Because it's all about that base, bout that base . . .

Ok so the next step…what modifications for automatic and burst fire? Making the damage be for one bullet seems a bit unreasonable. But giving a burst 3 weapon 3 times the damage seems a bit OP.

To quantify the damage from a gun I think one of the things that’s important to remember, is that the smallest pistol is fatal when it hits the right location. In your description you say you use the highest I possible without having to subtract. I would make the argument that the opposite track would make sense as well using the lowest are possible without exceeding 3 dice. Thus there is a chance that a normal human could survive from a larger caliber weapon however unlikely.
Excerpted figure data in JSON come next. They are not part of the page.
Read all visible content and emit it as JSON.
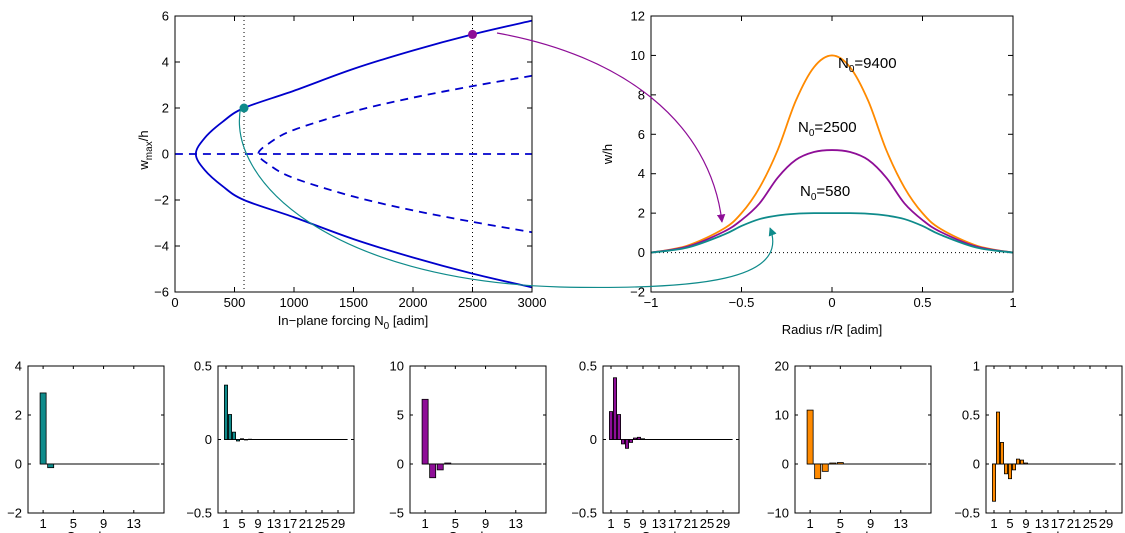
{
  "colors": {
    "blue": "#0000cc",
    "teal": "#0f8b8b",
    "purple": "#8e0e97",
    "orange": "#ff8a00",
    "axis": "#000000"
  },
  "chart_data": [
    {
      "id": "bifurcation",
      "type": "line",
      "xlabel": "In−plane forcing N",
      "xlabel_sub": "0",
      "xlabel_suffix": " [adim]",
      "ylabel": "w",
      "ylabel_sub": "max",
      "ylabel_suffix": "/h",
      "xlim": [
        0,
        3000
      ],
      "ylim": [
        -6,
        6
      ],
      "xticks": [
        0,
        500,
        1000,
        1500,
        2000,
        2500,
        3000
      ],
      "yticks": [
        -6,
        -4,
        -2,
        0,
        2,
        4,
        6
      ],
      "vlines_dotted": [
        580,
        2500
      ],
      "series": [
        {
          "style": "solid",
          "color": "blue",
          "x": [
            3000,
            2500,
            2000,
            1500,
            1000,
            580,
            400,
            250,
            175,
            250,
            400,
            580,
            1000,
            1500,
            2000,
            2500,
            3000
          ],
          "y": [
            5.8,
            5.2,
            4.5,
            3.7,
            2.75,
            2.0,
            1.4,
            0.7,
            0,
            -0.7,
            -1.4,
            -2.0,
            -2.75,
            -3.7,
            -4.5,
            -5.2,
            -5.8
          ]
        },
        {
          "style": "dashed",
          "color": "blue",
          "x": [
            3000,
            2500,
            2000,
            1500,
            1000,
            800,
            700,
            800,
            1000,
            1500,
            2000,
            2500,
            3000
          ],
          "y": [
            3.4,
            2.95,
            2.45,
            1.85,
            1.05,
            0.5,
            0,
            -0.5,
            -1.05,
            -1.85,
            -2.45,
            -2.95,
            -3.4
          ]
        },
        {
          "style": "dashed",
          "color": "blue",
          "x": [
            0,
            3000
          ],
          "y": [
            0,
            0
          ]
        }
      ],
      "markers": [
        {
          "x": 580,
          "y": 2.0,
          "color": "teal"
        },
        {
          "x": 2500,
          "y": 5.2,
          "color": "purple"
        }
      ]
    },
    {
      "id": "deflection",
      "type": "line",
      "xlabel": "Radius r/R [adim]",
      "ylabel": "w/h",
      "xlim": [
        -1,
        1
      ],
      "ylim": [
        -2,
        12
      ],
      "xticks": [
        -1,
        -0.5,
        0,
        0.5,
        1
      ],
      "yticks": [
        -2,
        0,
        2,
        4,
        6,
        8,
        10,
        12
      ],
      "hline_dotted": 0,
      "series": [
        {
          "name": "N",
          "name_sub": "0",
          "name_suffix": "=9400",
          "color": "orange",
          "x": [
            -1,
            -0.8,
            -0.6,
            -0.5,
            -0.4,
            -0.3,
            -0.2,
            -0.1,
            0,
            0.1,
            0.2,
            0.3,
            0.4,
            0.5,
            0.6,
            0.8,
            1
          ],
          "y": [
            0,
            0.35,
            1.2,
            2.0,
            3.3,
            5.2,
            7.7,
            9.4,
            10.0,
            9.4,
            7.7,
            5.2,
            3.3,
            2.0,
            1.2,
            0.35,
            0
          ]
        },
        {
          "name": "N",
          "name_sub": "0",
          "name_suffix": "=2500",
          "color": "purple",
          "x": [
            -1,
            -0.8,
            -0.6,
            -0.5,
            -0.4,
            -0.3,
            -0.2,
            -0.1,
            0,
            0.1,
            0.2,
            0.3,
            0.4,
            0.5,
            0.6,
            0.8,
            1
          ],
          "y": [
            0,
            0.3,
            1.05,
            1.65,
            2.5,
            3.8,
            4.7,
            5.1,
            5.2,
            5.1,
            4.7,
            3.8,
            2.5,
            1.65,
            1.05,
            0.3,
            0
          ]
        },
        {
          "name": "N",
          "name_sub": "0",
          "name_suffix": "=580",
          "color": "teal",
          "x": [
            -1,
            -0.8,
            -0.6,
            -0.5,
            -0.4,
            -0.3,
            -0.2,
            -0.1,
            0,
            0.1,
            0.2,
            0.3,
            0.4,
            0.5,
            0.6,
            0.8,
            1
          ],
          "y": [
            0,
            0.25,
            0.9,
            1.35,
            1.7,
            1.88,
            1.97,
            2.0,
            2.0,
            2.0,
            1.97,
            1.88,
            1.7,
            1.35,
            0.9,
            0.25,
            0
          ]
        }
      ]
    },
    {
      "id": "bar1",
      "type": "bar",
      "color": "teal",
      "xlabel": "Coord. q",
      "xlabel_sub": "i",
      "xlim": [
        -1,
        17
      ],
      "ylim": [
        -2,
        4
      ],
      "xticks": [
        1,
        5,
        9,
        13
      ],
      "yticks": [
        -2,
        0,
        2,
        4
      ],
      "x": [
        1,
        2,
        3,
        4,
        5,
        6,
        7,
        8,
        9,
        10,
        11,
        12,
        13,
        14,
        15,
        16
      ],
      "values": [
        2.9,
        -0.15,
        0,
        0,
        0,
        0,
        0,
        0,
        0,
        0,
        0,
        0,
        0,
        0,
        0,
        0
      ]
    },
    {
      "id": "bar2",
      "type": "bar",
      "color": "teal",
      "xlabel": "Coord. η",
      "xlabel_sub": "i",
      "xlim": [
        -1,
        33
      ],
      "ylim": [
        -0.5,
        0.5
      ],
      "xticks": [
        1,
        5,
        9,
        13,
        17,
        21,
        25,
        29
      ],
      "yticks": [
        -0.5,
        0,
        0.5
      ],
      "x": [
        1,
        2,
        3,
        4,
        5,
        6,
        7,
        8,
        9,
        10,
        11,
        12,
        13,
        14,
        15,
        16,
        17,
        18,
        19,
        20,
        21,
        22,
        23,
        24,
        25,
        26,
        27,
        28,
        29,
        30,
        31
      ],
      "values": [
        0.37,
        0.17,
        0.05,
        -0.01,
        0.005,
        -0.003,
        0.002,
        0,
        0,
        0,
        0,
        0,
        0,
        0,
        0,
        0,
        0,
        0,
        0,
        0,
        0,
        0,
        0,
        0,
        0,
        0,
        0,
        0,
        0,
        0,
        0
      ]
    },
    {
      "id": "bar3",
      "type": "bar",
      "color": "purple",
      "xlabel": "Coord. q",
      "xlabel_sub": "i",
      "xlim": [
        -1,
        17
      ],
      "ylim": [
        -5,
        10
      ],
      "xticks": [
        1,
        5,
        9,
        13
      ],
      "yticks": [
        -5,
        0,
        5,
        10
      ],
      "x": [
        1,
        2,
        3,
        4,
        5,
        6,
        7,
        8,
        9,
        10,
        11,
        12,
        13,
        14,
        15,
        16
      ],
      "values": [
        6.6,
        -1.4,
        -0.6,
        0.1,
        0,
        0,
        0,
        0,
        0,
        0,
        0,
        0,
        0,
        0,
        0,
        0
      ]
    },
    {
      "id": "bar4",
      "type": "bar",
      "color": "purple",
      "xlabel": "Coord. η",
      "xlabel_sub": "i",
      "xlim": [
        -1,
        33
      ],
      "ylim": [
        -0.5,
        0.5
      ],
      "xticks": [
        1,
        5,
        9,
        13,
        17,
        21,
        25,
        29
      ],
      "yticks": [
        -0.5,
        0,
        0.5
      ],
      "x": [
        1,
        2,
        3,
        4,
        5,
        6,
        7,
        8,
        9,
        10,
        11,
        12,
        13,
        14,
        15,
        16,
        17,
        18,
        19,
        20,
        21,
        22,
        23,
        24,
        25,
        26,
        27,
        28,
        29,
        30,
        31
      ],
      "values": [
        0.19,
        0.42,
        0.17,
        -0.03,
        -0.06,
        -0.02,
        0.01,
        0.015,
        0.005,
        0,
        0,
        0,
        0,
        0,
        0,
        0,
        0,
        0,
        0,
        0,
        0,
        0,
        0,
        0,
        0,
        0,
        0,
        0,
        0,
        0,
        0
      ]
    },
    {
      "id": "bar5",
      "type": "bar",
      "color": "orange",
      "xlabel": "Coord. q",
      "xlabel_sub": "i",
      "xlim": [
        -1,
        17
      ],
      "ylim": [
        -10,
        20
      ],
      "xticks": [
        1,
        5,
        9,
        13
      ],
      "yticks": [
        -10,
        0,
        10,
        20
      ],
      "x": [
        1,
        2,
        3,
        4,
        5,
        6,
        7,
        8,
        9,
        10,
        11,
        12,
        13,
        14,
        15,
        16
      ],
      "values": [
        11.0,
        -3.0,
        -1.5,
        0.2,
        0.3,
        0,
        0,
        0,
        0,
        0,
        0,
        0,
        0,
        0,
        0,
        0
      ]
    },
    {
      "id": "bar6",
      "type": "bar",
      "color": "orange",
      "xlabel": "Coord. η",
      "xlabel_sub": "i",
      "xlim": [
        -1,
        33
      ],
      "ylim": [
        -0.5,
        1
      ],
      "xticks": [
        1,
        5,
        9,
        13,
        17,
        21,
        25,
        29
      ],
      "yticks": [
        -0.5,
        0,
        0.5,
        1
      ],
      "x": [
        1,
        2,
        3,
        4,
        5,
        6,
        7,
        8,
        9,
        10,
        11,
        12,
        13,
        14,
        15,
        16,
        17,
        18,
        19,
        20,
        21,
        22,
        23,
        24,
        25,
        26,
        27,
        28,
        29,
        30,
        31
      ],
      "values": [
        -0.38,
        0.53,
        0.22,
        -0.1,
        -0.15,
        -0.06,
        0.05,
        0.04,
        0.01,
        0,
        0,
        0,
        0,
        0,
        0,
        0,
        0,
        0,
        0,
        0,
        0,
        0,
        0,
        0,
        0,
        0,
        0,
        0,
        0,
        0,
        0
      ]
    }
  ]
}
The real answer to this, even if I do say so myself, is found by using the wounds and vigor concept found in the Dragon Heresy rules (and elsewhere, but I take it farther). Joe Average will have 10 wounds, and if they get hit by a 2d12 .50-cal in a boring location, they’ll take 2-24 wounds, averaging 13. So on the average, they’re mortally wounded. If there’s a critical hit, now it’s 4d12, for 4-48 points, and on the average they’re instantly dead.

But with a non-critical hit, there’s a chance they’ll survive.